Ms Feehily urged the Garda Representative Authority (GRA) to come forward with evidence for its claims that rank-and-file officers were acting under duress from superiors when incorrect breath test data was recorded.
The Authority chair added: "I suspect we will be getting indications from Crowe Horwath of a belief throughout the organisation that certain performance was expected but they're unlikely to find, I think, a directive or direction."
Ms Feehily was at the committee after warnings from the Commission on the Future of Policing in Ireland that the appointment of a new Commissioner should be put off.
Commission chief Kathleen O'Toole wrote to Justice Minister Charlie Flanagan this week saying that it would be a serious mistake to recruit a new chief before the reform recommendations are made about a year from now.
She said they will affect the specifications of the job and how the force will be managed.
A standard recruitment process for a new Commissioner should take eight months.
Mr Flanagan said he believed the Government, the Policing Authority and Ms O'Toole's commission would come up with a shorter recruitment timeframe amid concerns an appointment could be two years off.
He added: "I agree the process should not be rushed. It is important we get the right person for the job."
Ms Feehily said questions would have to be asked about how delaying a new appointment would impact policing.
"If I was a candidate, I kind of might want to know what job was going to be laid out before me in the future before deciding whether to apply," the Policing Authority chief said.
"On the other hand ... the idea of a lacuna troubles me."
Among the damaging scandals to have surrounded Ms O'Sullivan's tenure was the revelation of 1.4 million bogus breath tests, the treatment of whistleblowers - in particular Sergeant Maurice McCabe - inaccurate homicide records and irregular financial affairs at the Templemore training college.

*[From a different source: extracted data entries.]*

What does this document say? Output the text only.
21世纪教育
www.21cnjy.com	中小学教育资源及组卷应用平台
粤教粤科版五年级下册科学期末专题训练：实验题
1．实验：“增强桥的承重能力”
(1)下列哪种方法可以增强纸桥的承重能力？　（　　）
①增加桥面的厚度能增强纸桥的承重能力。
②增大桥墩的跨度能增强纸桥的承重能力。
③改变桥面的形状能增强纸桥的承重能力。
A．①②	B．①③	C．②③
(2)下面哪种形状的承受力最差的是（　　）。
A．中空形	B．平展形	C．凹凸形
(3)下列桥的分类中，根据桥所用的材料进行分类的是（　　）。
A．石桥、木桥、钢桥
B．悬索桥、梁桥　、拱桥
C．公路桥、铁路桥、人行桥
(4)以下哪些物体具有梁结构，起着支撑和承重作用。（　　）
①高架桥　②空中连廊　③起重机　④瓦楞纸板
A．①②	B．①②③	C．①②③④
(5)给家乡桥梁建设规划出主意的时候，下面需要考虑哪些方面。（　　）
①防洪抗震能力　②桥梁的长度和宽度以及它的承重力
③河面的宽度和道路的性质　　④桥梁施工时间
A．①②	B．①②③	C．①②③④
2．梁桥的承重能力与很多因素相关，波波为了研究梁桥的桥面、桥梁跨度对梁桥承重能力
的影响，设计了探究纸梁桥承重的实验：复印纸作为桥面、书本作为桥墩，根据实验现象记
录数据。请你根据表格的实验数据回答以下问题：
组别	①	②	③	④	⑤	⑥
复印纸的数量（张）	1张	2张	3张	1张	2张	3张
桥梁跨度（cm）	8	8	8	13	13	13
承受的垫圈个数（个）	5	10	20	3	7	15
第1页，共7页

The policing reform body, set up under Ms O'Toole - an internationally recognised police chief and former head of the Garda Inspectorate - was charged with advising on radical change in the force amid the welter of controversies.
Ms Feehily praised former commissioner Ms O'Sullivan and said she had a "huge commitment to reform".
She also told the committee: "It is important that I end by underlining that oversight is not an end in itself and it is not a game of 'gotcha'.
"It is about enhancing policing performance with a view to ensuring that communities are safe, that the country is secure and that the Irish people receive the best possible service from the Garda Siochana."